До той минуты, пока не почувствовал на себе чей-то взгляд.
Человек в джинсах и мятой белой рубашке. Темноволосый, черты лица мужественные, стоит и смотрит на Дэвида немигающими неотступными глазами.
Писатель моргнул, и человека на том месте больше не оказалось – ушел, что ли? Какой-то промежуток времени его не было видно, но Дэвид чувствовал, что тот на него смотрит. А также то, что этого человека он и сам прежде где-то уже видел.
– В чем дело? – Возвратилась Доун – судя по ее виду, от посещения туалета не получившая никакого облегчения. Ее супруг молча тряхнул головой.
Они выбрались на перрон – тот самый, на который прибыли утром. Но оказалось, что вечерний поезд отходит не с него, и муж с женой заметались в предотъездной панике смертельно опаздывающих людей. Дэвид методом дедукции понял, куда им надо идти, и сказал супруге бежать туда первой. Доун рванула вперед с веселой лихостью, подзаряженной радостным днем в городе, да еще и немалой толикой вина. По ступеням они ссыпались на нужную платформу и припустили трусцой к своему поезду, который уже вот-вот собирался отчалить.

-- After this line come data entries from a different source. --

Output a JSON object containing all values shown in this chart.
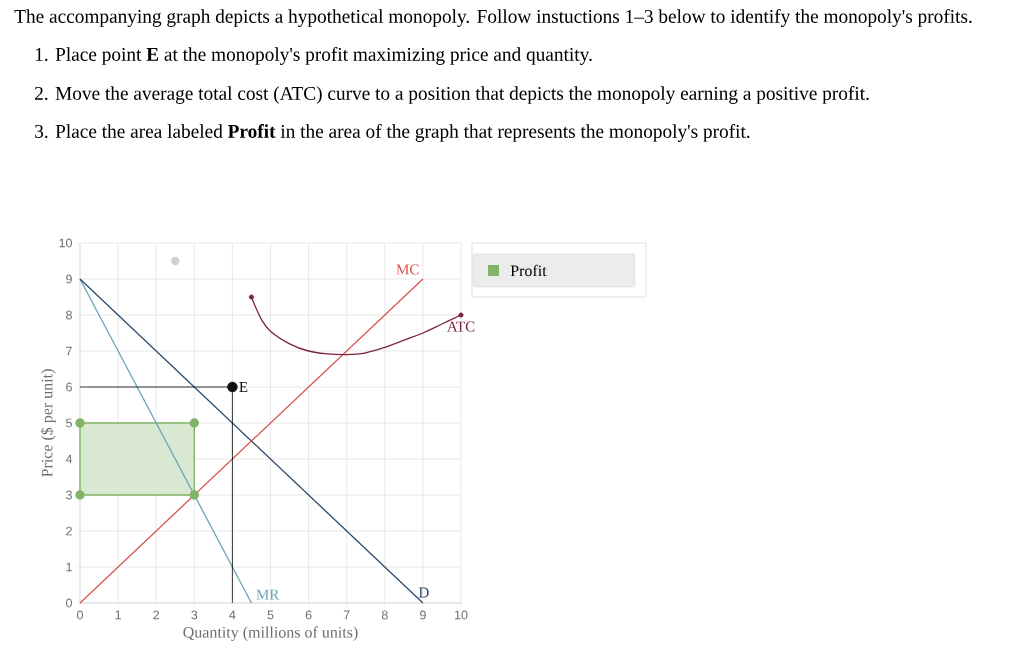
{
  "chart_data": {
    "type": "line",
    "title": "The accompanying graph depicts a hypothetical monopoly. Follow instuctions 1–3 below to identify the monopoly's profits.",
    "annotations": [
      "1. Place point **E** at the monopoly's profit maximizing price and quantity.",
      "2. Move the average total cost (ATC) curve to a position that depicts the monopoly earning a positive profit.",
      "3. Place the area labeled **Profit** in the area of the graph that represents the monopoly's profit."
    ],
    "xlabel": "Quantity (millions of units)",
    "ylabel": "Price ($ per unit)",
    "xlim": [
      0,
      10
    ],
    "ylim": [
      0,
      10
    ],
    "xticks": [
      0,
      1,
      2,
      3,
      4,
      5,
      6,
      7,
      8,
      9,
      10
    ],
    "yticks": [
      0,
      1,
      2,
      3,
      4,
      5,
      6,
      7,
      8,
      9,
      10
    ],
    "grid": true,
    "legend": "top right",
    "series": [
      {
        "name": "Profit",
        "type": "area",
        "color": "#82b366",
        "marker": "circle",
        "x": [
          0,
          3,
          3,
          0
        ],
        "values": [
          5,
          5,
          3,
          3
        ]
      },
      {
        "name": "MR",
        "color": "#6aa6b8",
        "x": [
          0,
          4.5
        ],
        "values": [
          9,
          0
        ]
      },
      {
        "name": "D",
        "color": "#2a4a6b",
        "x": [
          0,
          9
        ],
        "values": [
          9,
          0
        ]
      },
      {
        "name": "MC",
        "color": "#d9534f",
        "x": [
          0,
          9
        ],
        "values": [
          0,
          9
        ]
      },
      {
        "name": "ATC",
        "color": "#7b2342",
        "x": [
          4.5,
          4.75,
          5,
          5.5,
          6,
          6.5,
          7,
          7.5,
          8,
          8.5,
          9,
          9.5,
          10
        ],
        "values": [
          8.5,
          7.9,
          7.55,
          7.2,
          7.0,
          6.92,
          6.9,
          6.95,
          7.1,
          7.3,
          7.5,
          7.75,
          8
        ]
      },
      {
        "type": "scatter",
        "color": "#7b2342",
        "marker": "circle",
        "x": [
          4.5,
          10
        ],
        "values": [
          8.5,
          8
        ]
      },
      {
        "color": "#000000",
        "x": [
          0,
          4
        ],
        "values": [
          6,
          6
        ]
      },
      {
        "color": "#000000",
        "x": [
          4,
          4
        ],
        "values": [
          6,
          0
        ]
      },
      {
        "name": "E",
        "type": "scatter",
        "color": "#111111",
        "marker": "circle",
        "x": [
          4
        ],
        "values": [
          6
        ]
      },
      {
        "type": "scatter",
        "color": "#d0d0d0",
        "marker": "circle",
        "x": [
          2.5
        ],
        "values": [
          9.5
        ]
      }
    ]
  }
}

Как раз в то время, как Дэвид спешил за ней, от толпы отделился смутно различимый силуэт и врезался в него, да так жестко, что писатель припечатался о него лицом и отлетел назад.
Выпростанная из-за пояса белая рубашка, жесткие голубые глаза…
Снова он, тот субъект.
– Привет, Дэвид, – сказал он. А потом добавил еще что-то, после чего скрылся за углом.
Ошеломленный и слегка струхнувший, писатель растерянно глядел на то место, где только что находился этот странный человек, но позади его уже тревожно окликала жена, да еще кто-то поторопил трелью свистка. Дэвид заспешил туда, где его у двери в вагон дожидалась Доун.
– Уф-ф, успели! – облегченно выдохнула она, когда они забрались внутрь. – Вот видишь? Боги теперь точно на нашей стороне!
Минут через пятнадцать Доун уже спеклась, положив голову мужу на плечо. Дым ее душистых волос легонько щекотал ему шею. Сам Дэвид сидел нарочито прямо, пытаясь как-то отвлечься видом городских окраин, медленно плывущих за мостом под стук вагонных колес. Но отвлечься никак не получалось.
Значит, они с тем типом врезались друг в дружку.